Quelle est l’implication de Thales dans le domaine de l’Open Source Hardware ?

On a vu apparaître ce sujet dans les années 2000 lorsqu’une communauté d’ingénieurs a voulu allier l’électronique avec les principes de l’Open Source Software en proposant des designs de cartes mères, de composants et de processeurs que les industriels pourraient reproduire et modifier à leur guise. En 2018, Thales a intégré la Fondation RISC-V afin d’apporter son expertise à la conception de ce jeu d’instructions ouvert, mais aussi en fédérant les industriels et les académiques autour d’un sujet capital pour notre souveraineté : en ouvrant la gravure à de multiples fondeurs, l’Europe réduit en effet considérablement sa dépendance, notamment à l’égard des Etats-Unis où sont produits la majorité des chips, tout en se protégeant de potentielles perturbations des chaînes d’approvisionnement en matériels.
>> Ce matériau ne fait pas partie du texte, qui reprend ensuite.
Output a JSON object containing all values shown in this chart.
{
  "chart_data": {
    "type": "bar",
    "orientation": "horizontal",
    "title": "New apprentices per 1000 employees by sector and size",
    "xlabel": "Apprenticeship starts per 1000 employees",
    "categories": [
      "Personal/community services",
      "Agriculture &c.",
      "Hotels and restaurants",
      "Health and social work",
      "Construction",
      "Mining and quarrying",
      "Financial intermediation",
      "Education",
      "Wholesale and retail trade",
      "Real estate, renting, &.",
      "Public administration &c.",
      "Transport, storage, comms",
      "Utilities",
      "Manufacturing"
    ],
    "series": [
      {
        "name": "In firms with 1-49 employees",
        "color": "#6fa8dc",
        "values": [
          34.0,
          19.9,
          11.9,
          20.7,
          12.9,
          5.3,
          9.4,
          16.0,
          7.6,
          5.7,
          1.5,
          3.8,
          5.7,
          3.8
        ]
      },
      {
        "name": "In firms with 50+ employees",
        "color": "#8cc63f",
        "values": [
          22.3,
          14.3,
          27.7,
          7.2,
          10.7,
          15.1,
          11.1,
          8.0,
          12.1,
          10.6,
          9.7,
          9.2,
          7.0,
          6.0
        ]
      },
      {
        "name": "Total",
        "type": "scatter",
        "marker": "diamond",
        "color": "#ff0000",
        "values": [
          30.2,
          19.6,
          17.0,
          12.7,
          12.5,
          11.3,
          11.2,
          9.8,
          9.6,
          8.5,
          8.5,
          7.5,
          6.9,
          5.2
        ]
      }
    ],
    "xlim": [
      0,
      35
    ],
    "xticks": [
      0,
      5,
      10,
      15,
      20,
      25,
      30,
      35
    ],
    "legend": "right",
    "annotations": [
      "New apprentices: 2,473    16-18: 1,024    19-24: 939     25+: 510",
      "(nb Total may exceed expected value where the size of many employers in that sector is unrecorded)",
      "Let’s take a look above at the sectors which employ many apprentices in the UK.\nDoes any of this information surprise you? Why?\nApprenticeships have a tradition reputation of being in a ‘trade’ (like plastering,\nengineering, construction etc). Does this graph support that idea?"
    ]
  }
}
Thales est plus que jamais actif dans ce domaine qui a pris depuis quelques années une ampleur inédite : le groupe collabore aujourd’hui avec les communautés Open Source Hardware pour concevoir des processeurs compatibles avec les systèmes critiques embarqués, notamment dans les domaines de l’aéronautique et du naval. Et depuis deux ans, Thales organise un concours national RISC-V : à l’été 2022 ont été récompensées à Strasbourg trois équipes d’étudiants dont la solution permet de réduire la consommation électrique du processeur CORE-V CVA6. Que l’on parle de logiciels comme de matériels, l’Open Source demeure plus que jamais au cœur de la stratégie d’innovation de Thales.